Meine Geschichte beginnt in der Ukraine. Dort wurde ich geboren. Aufgewachsen bin ich später in Massachusetts, in einem Zuhause, das stark von Glauben, Familie und Disziplin geprägt war. Meine Eltern waren Immigranten. Sie bauten sich in Amerika ein neues Leben auf, und als Kind spürt man mehr von diesem Anfang, als man in dem Moment vielleicht benennen kann.

Meine Familie kam mit zwei Koffern. Ich war ein Jahr alt und hatte damals nicht einmal Schuhe. Das klingt wie ein kleines Detail, aber für mich trägt es viel von dem, was meine Haltung bis heute formt. Wenn man aus wenig startet, bekommt Arbeit eine andere Bedeutung. Man lernt, dass nichts selbstverständlich ist. Man sieht, wie viel eine Familie tragen kann, wenn sie zusammenhält und daran glaubt, dass der nächste Schritt möglich ist.

Wenn man früh erlebt, dass eine Familie mit zwei Koffern neu beginnt, versteht man Arbeit anders.

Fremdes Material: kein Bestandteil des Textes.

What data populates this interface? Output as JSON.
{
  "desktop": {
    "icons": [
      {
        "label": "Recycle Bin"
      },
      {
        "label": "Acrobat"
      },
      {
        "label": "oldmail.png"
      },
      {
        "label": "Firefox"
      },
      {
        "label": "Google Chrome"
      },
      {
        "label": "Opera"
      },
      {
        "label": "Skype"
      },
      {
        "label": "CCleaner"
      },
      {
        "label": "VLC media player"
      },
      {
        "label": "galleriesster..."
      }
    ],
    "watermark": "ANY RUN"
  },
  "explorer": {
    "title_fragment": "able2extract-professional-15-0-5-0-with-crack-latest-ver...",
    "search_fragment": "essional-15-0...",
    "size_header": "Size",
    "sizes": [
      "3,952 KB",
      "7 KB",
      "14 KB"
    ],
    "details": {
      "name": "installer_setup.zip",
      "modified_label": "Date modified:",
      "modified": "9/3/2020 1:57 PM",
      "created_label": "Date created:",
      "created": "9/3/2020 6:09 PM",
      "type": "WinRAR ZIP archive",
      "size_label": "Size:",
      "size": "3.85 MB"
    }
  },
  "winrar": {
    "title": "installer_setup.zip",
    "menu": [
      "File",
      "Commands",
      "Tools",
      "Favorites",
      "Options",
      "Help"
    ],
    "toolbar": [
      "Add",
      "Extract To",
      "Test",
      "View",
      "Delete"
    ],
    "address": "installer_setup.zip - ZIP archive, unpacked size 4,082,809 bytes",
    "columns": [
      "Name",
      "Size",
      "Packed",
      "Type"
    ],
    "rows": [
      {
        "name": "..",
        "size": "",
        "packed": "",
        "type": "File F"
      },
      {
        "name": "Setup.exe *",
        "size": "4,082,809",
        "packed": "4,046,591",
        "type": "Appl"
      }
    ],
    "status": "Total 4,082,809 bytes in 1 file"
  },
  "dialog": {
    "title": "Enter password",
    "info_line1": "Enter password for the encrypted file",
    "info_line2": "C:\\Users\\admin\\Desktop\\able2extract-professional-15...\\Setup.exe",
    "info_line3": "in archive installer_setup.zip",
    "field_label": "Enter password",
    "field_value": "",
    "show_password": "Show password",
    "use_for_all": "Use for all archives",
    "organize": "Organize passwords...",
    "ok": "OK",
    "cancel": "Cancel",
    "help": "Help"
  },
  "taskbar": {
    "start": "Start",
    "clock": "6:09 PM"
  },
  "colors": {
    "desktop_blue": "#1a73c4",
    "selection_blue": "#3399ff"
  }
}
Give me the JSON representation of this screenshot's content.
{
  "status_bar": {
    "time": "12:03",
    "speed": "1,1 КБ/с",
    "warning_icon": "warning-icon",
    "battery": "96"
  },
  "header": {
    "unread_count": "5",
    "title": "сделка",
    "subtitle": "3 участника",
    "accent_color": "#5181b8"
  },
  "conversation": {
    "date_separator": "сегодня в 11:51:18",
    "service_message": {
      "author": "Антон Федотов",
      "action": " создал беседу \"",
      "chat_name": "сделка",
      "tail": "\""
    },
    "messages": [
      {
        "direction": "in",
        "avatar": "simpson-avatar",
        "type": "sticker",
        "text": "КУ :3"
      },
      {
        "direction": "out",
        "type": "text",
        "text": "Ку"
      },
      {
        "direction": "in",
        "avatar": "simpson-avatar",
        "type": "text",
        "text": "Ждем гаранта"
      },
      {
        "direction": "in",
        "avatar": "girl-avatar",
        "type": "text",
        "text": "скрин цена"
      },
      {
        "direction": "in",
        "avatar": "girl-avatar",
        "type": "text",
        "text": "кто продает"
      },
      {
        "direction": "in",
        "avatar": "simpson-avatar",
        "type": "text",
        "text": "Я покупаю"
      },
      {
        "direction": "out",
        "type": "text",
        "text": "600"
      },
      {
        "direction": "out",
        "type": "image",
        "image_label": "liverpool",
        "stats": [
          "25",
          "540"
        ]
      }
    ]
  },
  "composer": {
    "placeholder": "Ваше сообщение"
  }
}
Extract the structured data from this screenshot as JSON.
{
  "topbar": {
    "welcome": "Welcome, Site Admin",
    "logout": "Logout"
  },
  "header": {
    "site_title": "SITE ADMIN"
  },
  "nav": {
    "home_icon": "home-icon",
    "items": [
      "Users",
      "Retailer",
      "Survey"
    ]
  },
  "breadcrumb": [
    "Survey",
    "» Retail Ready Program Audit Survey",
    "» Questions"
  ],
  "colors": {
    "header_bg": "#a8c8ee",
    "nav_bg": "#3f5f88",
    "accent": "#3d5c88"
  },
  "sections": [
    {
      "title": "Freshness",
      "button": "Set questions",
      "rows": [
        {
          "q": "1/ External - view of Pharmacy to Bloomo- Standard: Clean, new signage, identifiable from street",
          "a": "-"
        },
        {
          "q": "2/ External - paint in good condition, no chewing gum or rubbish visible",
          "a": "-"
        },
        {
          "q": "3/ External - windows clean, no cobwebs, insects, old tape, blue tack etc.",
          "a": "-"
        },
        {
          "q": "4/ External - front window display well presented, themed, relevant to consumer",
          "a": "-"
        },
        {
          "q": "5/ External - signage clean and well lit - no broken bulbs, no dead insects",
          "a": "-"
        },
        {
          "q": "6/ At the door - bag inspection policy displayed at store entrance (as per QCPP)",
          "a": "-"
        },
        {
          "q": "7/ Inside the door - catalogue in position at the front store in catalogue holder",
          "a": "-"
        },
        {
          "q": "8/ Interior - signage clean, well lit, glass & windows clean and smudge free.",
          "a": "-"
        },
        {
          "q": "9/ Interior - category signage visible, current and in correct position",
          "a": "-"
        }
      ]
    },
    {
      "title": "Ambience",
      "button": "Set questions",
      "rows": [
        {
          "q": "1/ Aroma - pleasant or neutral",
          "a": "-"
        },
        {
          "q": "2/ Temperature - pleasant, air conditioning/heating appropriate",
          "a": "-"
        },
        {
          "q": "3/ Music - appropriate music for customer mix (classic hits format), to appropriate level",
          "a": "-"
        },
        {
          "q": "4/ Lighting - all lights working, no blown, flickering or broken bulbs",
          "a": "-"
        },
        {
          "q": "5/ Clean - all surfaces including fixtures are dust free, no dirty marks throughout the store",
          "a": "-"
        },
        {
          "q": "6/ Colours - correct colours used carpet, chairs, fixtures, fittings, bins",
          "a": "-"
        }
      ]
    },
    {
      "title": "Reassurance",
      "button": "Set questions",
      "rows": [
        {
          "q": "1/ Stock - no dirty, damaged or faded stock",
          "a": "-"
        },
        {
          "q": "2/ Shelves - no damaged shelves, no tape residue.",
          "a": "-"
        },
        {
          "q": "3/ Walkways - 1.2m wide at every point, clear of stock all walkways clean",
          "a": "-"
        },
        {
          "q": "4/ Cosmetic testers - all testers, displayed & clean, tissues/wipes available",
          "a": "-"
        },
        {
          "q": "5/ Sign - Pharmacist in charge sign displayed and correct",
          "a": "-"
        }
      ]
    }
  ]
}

Unser Zuhause war christlich, bescheiden und eher streng. Für mich war das kein Gegensatz zu Freiheit. Es gab mir einen Rahmen. Ich wuchs mit Werten auf, die mich daran erinnerten, worauf es ankommt: Demut, Verantwortung, Familie und die Bereitschaft, für etwas zu arbeiten. Dieser Hintergrund begleitet mich heute noch. Auch wenn sich mein Leben verändert hat und ich mich in sehr unterschiedlichen Welten bewege, bleibt dieser innere Kompass einer der wichtigsten Teile meiner Geschichte.

Was das Krankenhaus mir gezeigt hat

Bevor ich in Marketing, Branding und kreative Arbeit hineingewachsen bin, führte mich mein Weg zuerst in die Medizin. Ich studierte Pre-Med und arbeitete im Krankenhaus auf einer medizinisch-chirurgischen Station mit Kindern. Diese Zeit hat meine Sicht auf das Leben stark geprägt. Wer täglich mit kranken Kindern arbeitet, begegnet dem Leben sehr direkt. Man sieht Verletzlichkeit, Angst und Erschöpfung. Gleichzeitig sieht man eine Kraft, die schwer zu beschreiben ist. Kinder können unglaublich grosse Kämpfer sein. Gerade weil sie so verletzlich sind, bleibt ihre Stärke im Kopf. Diese Erfahrung hat mir eine neue Perspektive gegeben. Sie hat mich daran erinnert, dass Zeit kostbar ist und dass man den Mut haben muss, auch anderen Seiten in sich Raum zu geben.

Ich mochte meine Arbeit im medizinischen Bereich. Die Ausbildung war wertvoll und das Wissen daraus begleitet mich weiterhin. Trotzdem merkte ich, dass mich noch andere Dinge zogen. Marketing, kreatives Design, visuelle Arbeit und Kommunikation waren Interessen, die immer stärker wurden. Irgendwann reichte es nicht mehr, sie nur als Hobbys zu betrachten. Ich wollte sehen, was daraus entstehen kann.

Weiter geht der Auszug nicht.